RBI Governor announces First Quarter Review of Monetary Policy 2009-10
RBI Governor Dr. D. Subba Rao has released the First Quarter Review of Monetary Policy 2009-10 in the light of the macroeconomic developments so far.
Bankers generally welcomed the Reserve Bank's policy stance. They felt that the status quo on policy rates would anchor interest rate expectations that could spur investment demand. They indicated that they are seeing signs of revival in the domestic economy and expect credit demand to pick up in the second half of the year. In this context, I emphasised the need to increase the flow of credit, particularly to agriculture and micro, small and medium enterprises.
Banks were concerned that their liability structure is getting shorter with the reduction in the term structure of deposits, while the asset structure is getting elongated on account of the increasing share of long-term loans, particularly infrastructure. Several banks also indicated that the share of current and savings (CASA) deposits has been declining, which would put pressure on their net interest margins (NIM).
As regards credit quality, banks were of the view that non-performing assets (NPAs) are expected to increase, particularly, in the unsecured segments, although they will remain manageable. Going forward, public sector banks emphasised the need for raising capital as risk-weighted assets expand in their asset portfolio.
The global economy is showing incipient signs of stabilisation, albeit not recovery. The pace of decline in economic activity in several major advanced economies has slowed, frozen credit markets have thawed and equity markets have begun to recover. Recent months have also witnessed industrial activity reviving in a number of emerging market economies. Notwithstanding some positive signs, the path and the time horizon for global recovery remain uncertain in the light of subdued consumption demand, increased unemployment levels and in anticipation of further contraction in global trade and private capital flows.

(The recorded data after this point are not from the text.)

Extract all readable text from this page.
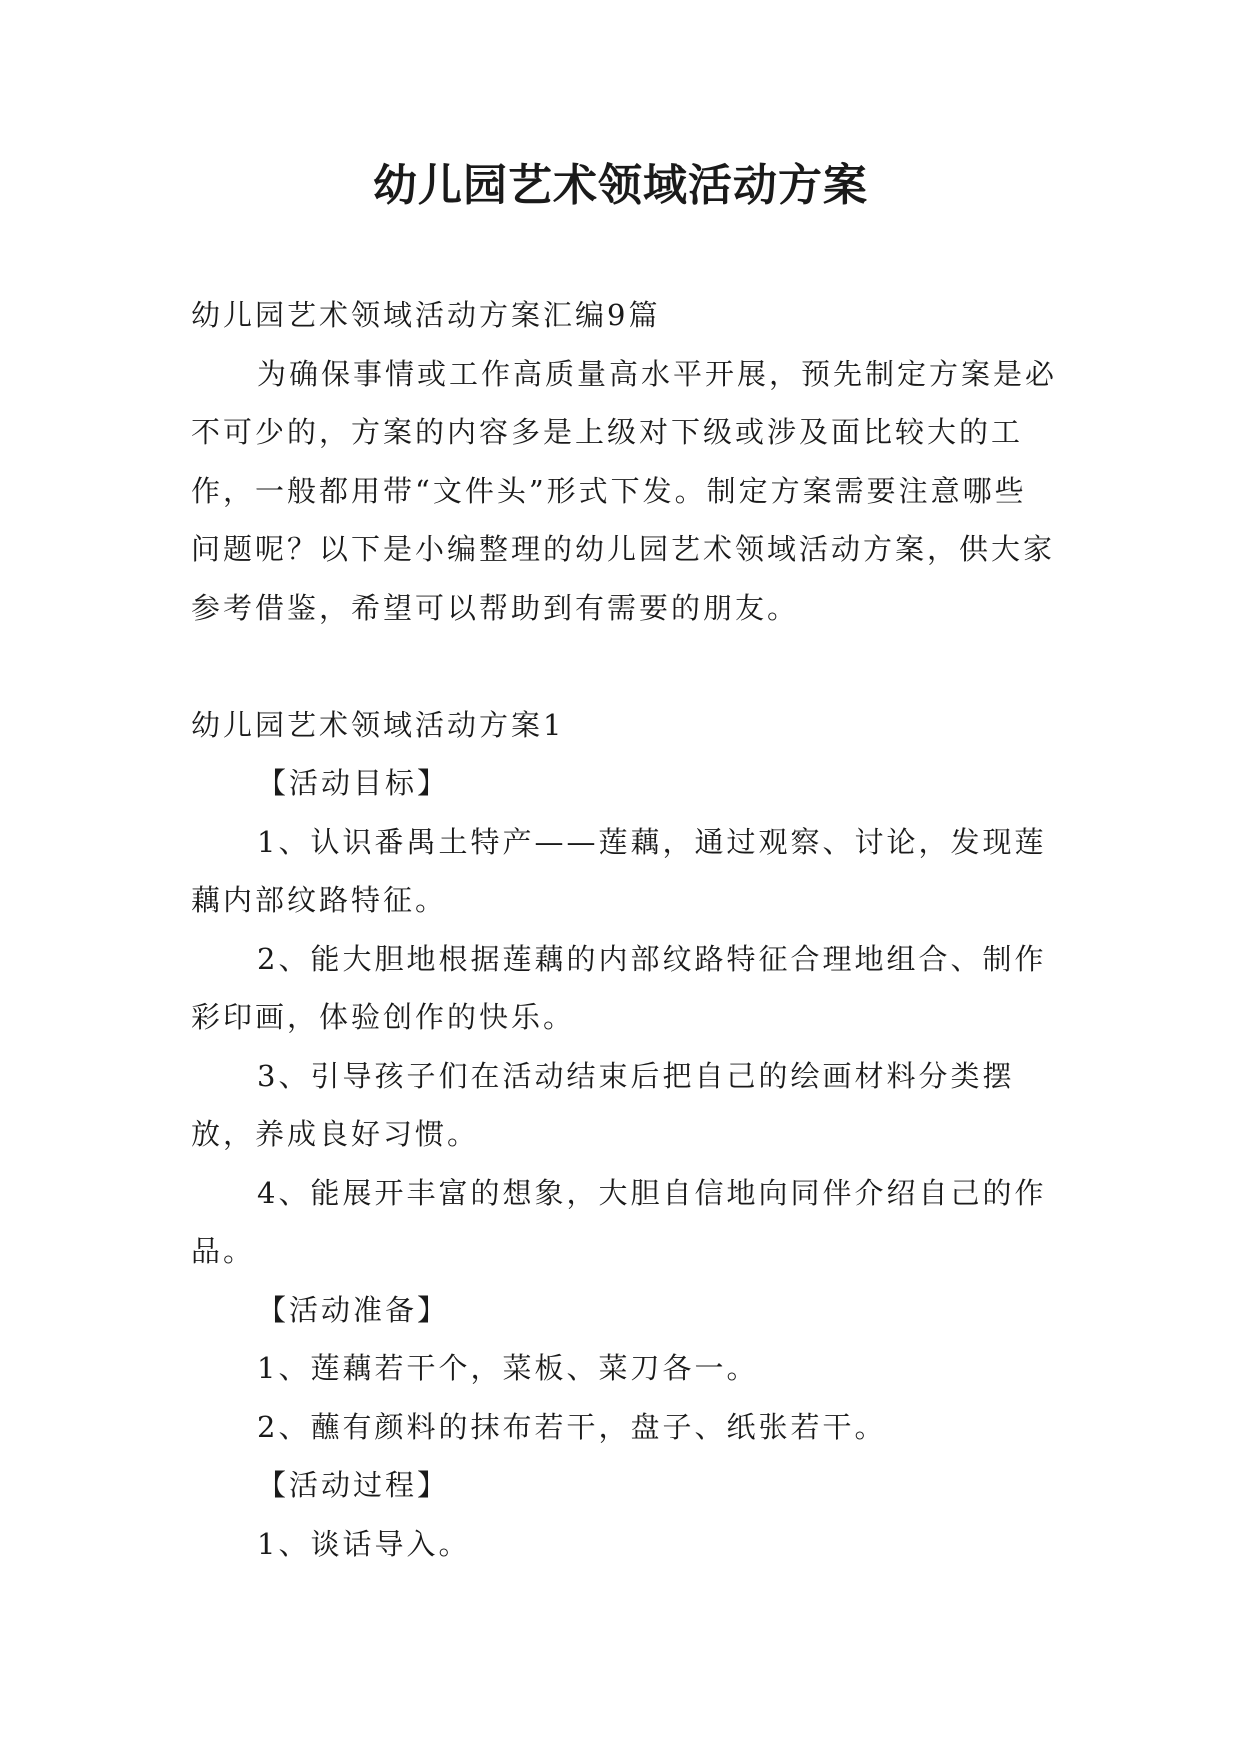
幼儿园艺术领域活动方案

幼儿园艺术领域活动方案汇编9篇

为确保事情或工作高质量高水平开展，预先制定方案是必不可少的，方案的内容多是上级对下级或涉及面比较大的工作，一般都用带“文件头”形式下发。制定方案需要注意哪些问题呢？以下是小编整理的幼儿园艺术领域活动方案，供大家参考借鉴，希望可以帮助到有需要的朋友。

幼儿园艺术领域活动方案1

【活动目标】

1、认识番禺土特产——莲藕，通过观察、讨论，发现莲藕内部纹路特征。

2、能大胆地根据莲藕的内部纹路特征合理地组合、制作彩印画，体验创作的快乐。

3、引导孩子们在活动结束后把自己的绘画材料分类摆放，养成良好习惯。

4、能展开丰富的想象，大胆自信地向同伴介绍自己的作品。

【活动准备】

1、莲藕若干个，菜板、菜刀各一。

2、蘸有颜料的抹布若干，盘子、纸张若干。

【活动过程】

1、谈话导入。
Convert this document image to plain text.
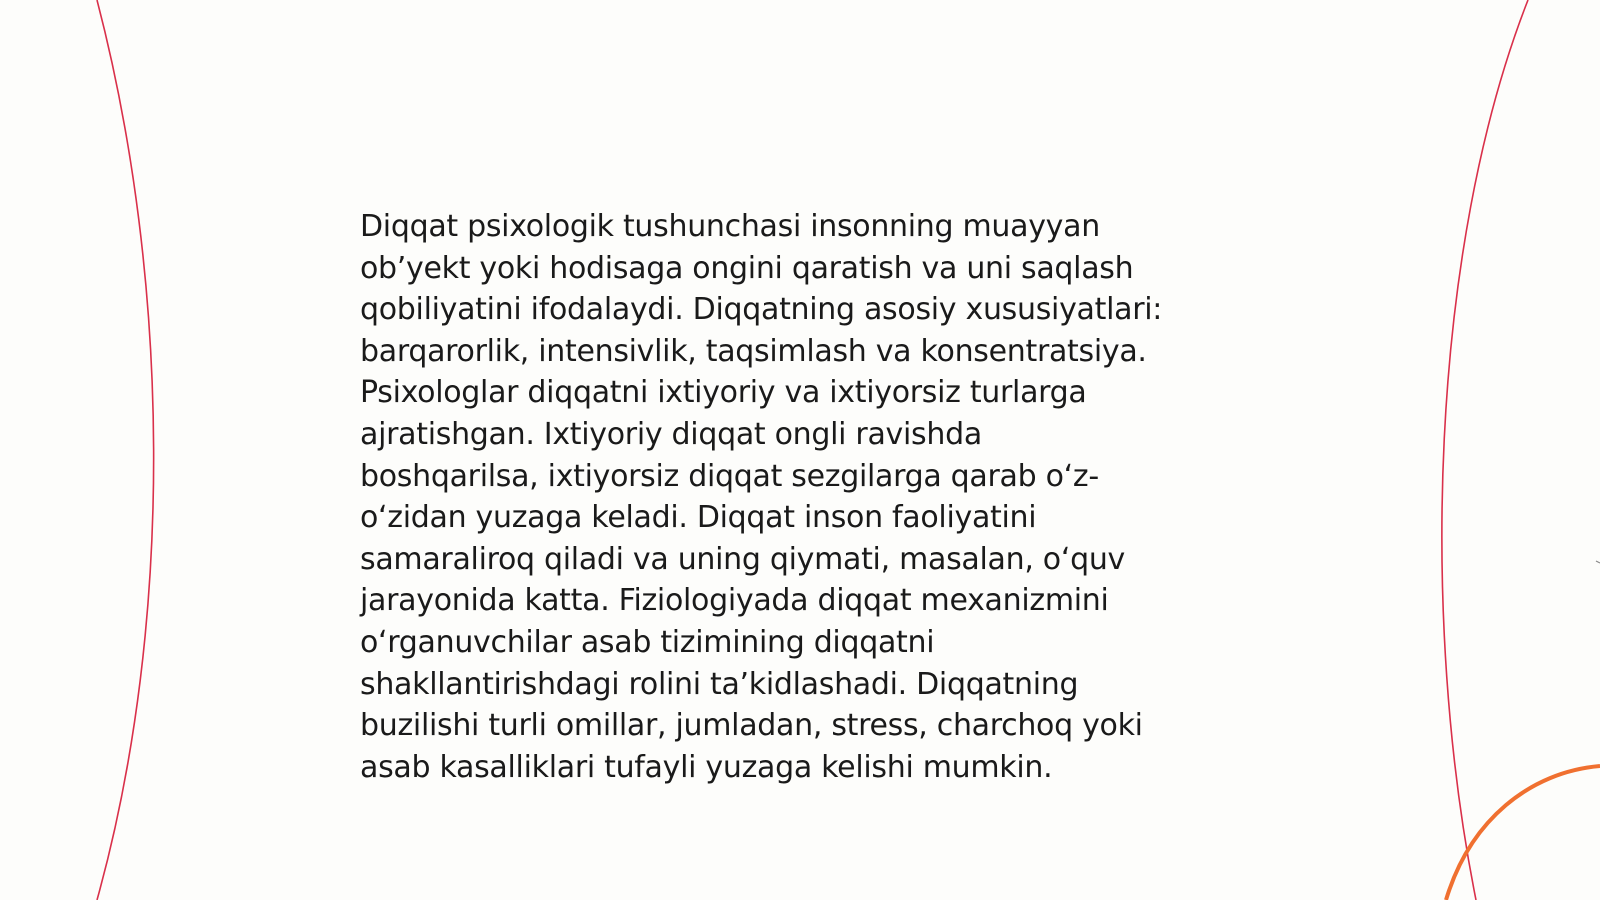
Diqqat psixologik tushunchasi insonning muayyan
ob’yekt yoki hodisaga ongini qaratish va uni saqlash
qobiliyatini ifodalaydi. Diqqatning asosiy xususiyatlari:
barqarorlik, intensivlik, taqsimlash va konsentratsiya.
Psixologlar diqqatni ixtiyoriy va ixtiyorsiz turlarga
ajratishgan. Ixtiyoriy diqqat ongli ravishda
boshqarilsa, ixtiyorsiz diqqat sezgilarga qarab o‘z-
o‘zidan yuzaga keladi. Diqqat inson faoliyatini
samaraliroq qiladi va uning qiymati, masalan, o‘quv
jarayonida katta. Fiziologiyada diqqat mexanizmini
o‘rganuvchilar asab tizimining diqqatni
shakllantirishdagi rolini ta’kidlashadi. Diqqatning
buzilishi turli omillar, jumladan, stress, charchoq yoki
asab kasalliklari tufayli yuzaga kelishi mumkin.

Business and consumer confidence are yet to show definitive signs of revival but the financial sector appears to be stabilising in response to concerted actions taken by governments and central banks across the world, economic recession in the real sector persists. According to the latest assessment by the International Monetary Fund (IMF), the global economy is projected to shrink by 1.4 per cent in 2009 before recovering and expanding by 2.5 per cent in 2010. The IMF, however, upgraded the growth outlook for developing Asia citing improved prospects in China and India.
The Crisis and India
The Indian economy experienced a significant slowdown in 2008-09, in comparison with the robust growth performance in the preceding five years, largely due to the knock-on effect of the global financial crisis. India's exports contracted during eight straight months which, in turn, impacted the industrial sector and the services sector. The financial sector, however, remained relatively unaffected despite the severe stress created by the global deleveraging process, which triggered capital outflows in the second half of 2008-09.